Mientras, otros chiquitos juegan en el estacionamiento con hojas y tierra. “Yo
quiero salir en el periódico”, comenta un pequeño con espejuelos. Allí también,
una pareja de estudiantes de intermedia, sentada en un banco, se acaricia. Al otro
lado, tres muchachas conversan con un joven -que no es estudiante- a través de
la verja que divide el plantel de la carretera.
Todos en sus pequeños micromundos. Cada grupo de amigos tiene su “spot” ya
determinado. Recuerdo el mío en la escuela superior… de verdad no entiendo
porqué nos gustaba tanto pasar el periodo libre en el baño.

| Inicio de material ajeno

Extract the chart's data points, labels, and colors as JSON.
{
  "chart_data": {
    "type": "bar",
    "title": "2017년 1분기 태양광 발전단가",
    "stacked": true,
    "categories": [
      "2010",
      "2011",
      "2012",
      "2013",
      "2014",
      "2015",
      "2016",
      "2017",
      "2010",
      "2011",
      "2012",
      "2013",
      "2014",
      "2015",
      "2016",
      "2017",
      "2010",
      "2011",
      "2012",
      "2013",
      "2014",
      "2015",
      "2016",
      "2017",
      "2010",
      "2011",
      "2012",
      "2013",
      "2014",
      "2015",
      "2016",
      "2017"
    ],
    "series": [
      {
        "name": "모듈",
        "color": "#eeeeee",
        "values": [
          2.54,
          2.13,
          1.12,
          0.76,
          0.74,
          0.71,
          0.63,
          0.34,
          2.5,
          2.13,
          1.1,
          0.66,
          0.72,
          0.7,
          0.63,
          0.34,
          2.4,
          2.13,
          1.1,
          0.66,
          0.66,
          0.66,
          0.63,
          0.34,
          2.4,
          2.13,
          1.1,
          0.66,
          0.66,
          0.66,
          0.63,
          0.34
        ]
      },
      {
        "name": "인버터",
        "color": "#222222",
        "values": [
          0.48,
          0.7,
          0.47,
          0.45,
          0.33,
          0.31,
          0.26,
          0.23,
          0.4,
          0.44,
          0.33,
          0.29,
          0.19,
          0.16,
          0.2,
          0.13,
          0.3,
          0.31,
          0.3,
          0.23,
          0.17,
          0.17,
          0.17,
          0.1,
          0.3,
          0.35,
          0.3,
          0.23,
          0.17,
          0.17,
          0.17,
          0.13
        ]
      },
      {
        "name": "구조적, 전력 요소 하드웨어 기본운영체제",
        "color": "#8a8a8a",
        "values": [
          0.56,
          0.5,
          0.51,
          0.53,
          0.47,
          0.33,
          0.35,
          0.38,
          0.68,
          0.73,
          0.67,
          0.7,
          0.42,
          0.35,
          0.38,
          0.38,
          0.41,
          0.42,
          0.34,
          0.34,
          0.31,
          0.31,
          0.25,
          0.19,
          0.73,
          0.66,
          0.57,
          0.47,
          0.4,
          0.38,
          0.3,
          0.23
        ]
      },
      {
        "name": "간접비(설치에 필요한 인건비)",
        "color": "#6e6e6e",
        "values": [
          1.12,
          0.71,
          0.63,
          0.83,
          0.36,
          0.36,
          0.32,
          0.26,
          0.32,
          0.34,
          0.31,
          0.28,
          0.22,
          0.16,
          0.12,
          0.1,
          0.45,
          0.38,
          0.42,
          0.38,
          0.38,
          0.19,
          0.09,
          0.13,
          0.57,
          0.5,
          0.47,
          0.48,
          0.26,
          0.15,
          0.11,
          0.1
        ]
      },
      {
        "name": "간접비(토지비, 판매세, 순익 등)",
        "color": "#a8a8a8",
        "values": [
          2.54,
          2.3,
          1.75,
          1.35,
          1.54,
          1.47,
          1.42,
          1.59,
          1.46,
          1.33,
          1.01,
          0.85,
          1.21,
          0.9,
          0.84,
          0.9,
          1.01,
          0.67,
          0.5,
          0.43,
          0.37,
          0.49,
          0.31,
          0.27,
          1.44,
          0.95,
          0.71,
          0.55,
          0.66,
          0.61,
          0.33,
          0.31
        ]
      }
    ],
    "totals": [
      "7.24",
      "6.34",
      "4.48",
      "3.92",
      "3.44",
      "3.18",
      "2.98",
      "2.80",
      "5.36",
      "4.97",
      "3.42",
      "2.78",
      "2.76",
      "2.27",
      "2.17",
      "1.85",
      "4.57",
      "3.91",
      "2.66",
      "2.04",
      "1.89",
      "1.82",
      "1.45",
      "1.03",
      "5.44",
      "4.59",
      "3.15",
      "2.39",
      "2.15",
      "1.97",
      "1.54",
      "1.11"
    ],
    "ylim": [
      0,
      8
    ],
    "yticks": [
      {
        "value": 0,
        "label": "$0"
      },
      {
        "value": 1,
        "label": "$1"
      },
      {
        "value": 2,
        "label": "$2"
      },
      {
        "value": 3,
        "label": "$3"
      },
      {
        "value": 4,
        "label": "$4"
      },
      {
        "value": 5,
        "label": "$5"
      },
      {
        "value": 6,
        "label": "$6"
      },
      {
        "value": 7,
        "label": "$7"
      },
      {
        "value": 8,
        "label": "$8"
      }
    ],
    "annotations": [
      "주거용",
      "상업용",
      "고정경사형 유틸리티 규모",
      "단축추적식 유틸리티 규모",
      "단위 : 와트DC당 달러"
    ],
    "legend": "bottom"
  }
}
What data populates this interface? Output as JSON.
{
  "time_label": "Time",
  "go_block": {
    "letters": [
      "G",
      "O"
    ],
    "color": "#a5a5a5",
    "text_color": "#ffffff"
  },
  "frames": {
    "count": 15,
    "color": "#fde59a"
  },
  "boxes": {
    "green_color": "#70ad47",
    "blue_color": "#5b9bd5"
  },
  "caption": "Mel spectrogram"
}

A la 1:00 p.m., solo queda una clase: ciencias. La joven maestra imparte las
instrucciones gritando, como en un intento para controlar al grupo, pero no lo
logra. Una joven se sienta en el piso para escribir en el celular e ignora cuando la
instructora le ordena guardar el aparato y sentarse en el escritorio. La clase
completa parece una competencia entre lo que dice la maestra y lo que hablan los
estudiantes. Otra vez, el grupo se transforma. Dejó de ser aquel que seguía al pie
de la letra lo que la maestra de inglés les decía y regresó a ser el mismo que
acudió a la clase de matemáticas.
“Misi, relax, hoy es viernes”, le dice la misma chica que alegó no ser bilingüe,
cuando notó la desesperación de su maestra ante la falta de orden en el
salón. Másadelante, la maestra trata de anunciar los proyectos que se realizarán
la próxima semana, pero mientras habla, los adolescentes salen del salón,
ignorándola. Ya se acercan las 2:00 p.m. y el comienzo de su fin de semana.